Caspar Berger has been working with similar precision for years on a series of human figures in wax. Where they may have been anonymous figures before, whose significance or identity was bound in their bodies, now the emphasis is on portraits. The titles of the pieces are dead give-away: 'Moses' 'Risen Christ' and 'Judas'. They're based on existing statues or paintings and refer to specific bible stories. The images play with the language of Italian religious artworks, but their combination lends them a political-religious charge. The choice of accessories, poses and references to the period in which they originated plays an important part. By referring to these icons from western Christian culture and imagery, the installation as a whole is imbued with an unusual flavour. Risen Christ averts his gaze, has no stigmata, and Judas poses as one who has completed his task(as described in the book The evangelism of Jesus Christ by Jose Saramago). The presentation is very formal, referring to classic museum models , but we could also encounter similar figures on the street. A contemporary altarpiece.

Johan Tahon also works with classical sculptors and intermediary materials like plaster and resin. He also makes casts, not of a reality like Berger's images, but of the subject. A dormant frame of mind ,the animal within waiting to break free it flees on powerful legs, but can't help stumbling. His images look and quest and have little inner peace. For MOUNT EGO, Tahon created a 3.5 metre blue figure in epoxy resin that is almost transparent. But this subjective man peers into the heavens, longing for identity despite , or perhaps because of , his height, his 2 heads and 3 legs. Tahon's work has a strikingly tempered beauty but beneath the broken anatomy beneath the skin hides unease and human tragedy.

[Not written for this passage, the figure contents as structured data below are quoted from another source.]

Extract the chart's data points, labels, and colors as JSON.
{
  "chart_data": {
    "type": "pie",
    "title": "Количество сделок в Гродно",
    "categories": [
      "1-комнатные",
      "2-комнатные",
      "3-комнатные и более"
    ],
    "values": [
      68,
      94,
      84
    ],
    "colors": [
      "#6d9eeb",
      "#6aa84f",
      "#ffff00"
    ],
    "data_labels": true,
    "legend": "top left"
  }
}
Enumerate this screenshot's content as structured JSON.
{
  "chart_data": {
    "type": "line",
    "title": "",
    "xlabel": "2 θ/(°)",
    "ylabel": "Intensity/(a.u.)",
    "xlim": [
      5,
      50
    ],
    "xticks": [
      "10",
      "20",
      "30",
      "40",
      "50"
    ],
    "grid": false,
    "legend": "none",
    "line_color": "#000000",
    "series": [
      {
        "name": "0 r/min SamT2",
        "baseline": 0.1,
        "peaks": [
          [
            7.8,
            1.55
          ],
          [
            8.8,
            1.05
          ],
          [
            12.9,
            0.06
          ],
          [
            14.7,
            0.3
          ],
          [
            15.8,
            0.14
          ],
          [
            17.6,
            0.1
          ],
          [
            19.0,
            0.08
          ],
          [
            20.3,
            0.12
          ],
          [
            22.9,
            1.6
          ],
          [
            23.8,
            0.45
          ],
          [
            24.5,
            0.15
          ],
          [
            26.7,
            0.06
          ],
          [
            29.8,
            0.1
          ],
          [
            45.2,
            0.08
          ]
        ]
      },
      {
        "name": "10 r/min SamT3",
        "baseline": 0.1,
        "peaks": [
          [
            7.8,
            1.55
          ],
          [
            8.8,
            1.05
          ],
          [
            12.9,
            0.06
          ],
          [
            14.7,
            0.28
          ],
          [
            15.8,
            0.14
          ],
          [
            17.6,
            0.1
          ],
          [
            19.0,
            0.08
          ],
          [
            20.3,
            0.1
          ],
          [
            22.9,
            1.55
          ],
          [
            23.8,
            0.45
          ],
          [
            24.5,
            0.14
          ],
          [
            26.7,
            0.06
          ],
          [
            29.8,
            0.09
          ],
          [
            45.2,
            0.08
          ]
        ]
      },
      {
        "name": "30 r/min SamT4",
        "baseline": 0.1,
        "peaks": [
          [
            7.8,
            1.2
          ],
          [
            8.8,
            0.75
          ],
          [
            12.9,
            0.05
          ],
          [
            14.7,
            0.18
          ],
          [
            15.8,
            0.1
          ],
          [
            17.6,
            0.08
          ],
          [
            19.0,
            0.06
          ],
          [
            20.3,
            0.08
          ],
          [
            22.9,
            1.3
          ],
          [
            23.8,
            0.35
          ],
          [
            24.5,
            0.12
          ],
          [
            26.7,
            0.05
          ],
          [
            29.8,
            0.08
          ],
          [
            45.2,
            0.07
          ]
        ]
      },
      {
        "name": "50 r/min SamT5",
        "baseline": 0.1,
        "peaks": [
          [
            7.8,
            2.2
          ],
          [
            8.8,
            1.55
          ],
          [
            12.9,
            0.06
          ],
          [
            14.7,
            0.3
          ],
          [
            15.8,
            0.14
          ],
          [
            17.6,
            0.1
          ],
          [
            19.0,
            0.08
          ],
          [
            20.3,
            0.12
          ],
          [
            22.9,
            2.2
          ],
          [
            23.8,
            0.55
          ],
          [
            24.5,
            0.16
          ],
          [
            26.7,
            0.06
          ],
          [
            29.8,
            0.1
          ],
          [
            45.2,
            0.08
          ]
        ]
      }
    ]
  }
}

Christiaan Zwanikken breathes new life into ten stuffed Indonesian bats. A kinetic sculptor, he has the skills to allow the creatures to fly every which way. He has built a triangular construction that dangles freely in space from a cable suspended from the ceiling. The object can negotiate the space powered by three computer-powered propellers attached to the corners. The stuffed bats take shape as the contraption moves , they can fly independently and respond interactively to the uncontrolled moves of their triangular metal 'Mother Bat'. But do they fly aimlessly in search of food or in search of acknowledgement as living entities. Or are they fruitlessly trying to escape their electronic umbilical cord?

Zwanikken the artist is a genuine creator, the creatures have been resurrected. Their long-dead parchment wings have gained new life. 'MOUNT EGO' is an exciting presentation in which the commonalities of the works and the artists are not rooted in formal or intrinsic models but in detailed lines , from animals to people to abstraction, to colour, materials and meanings. Eye to eye with one of today's politicians in miniature, historical biblical figures, a limpid clumsy giant while rows of mean little teeth gnaw their way through heavy black plastic swimming pools drooping from the ancient wooden beams of W139.

Designpolitie made a physical invitation for this show, a part of the series of invitations for W139 that year that appeared throughout Amsterdam.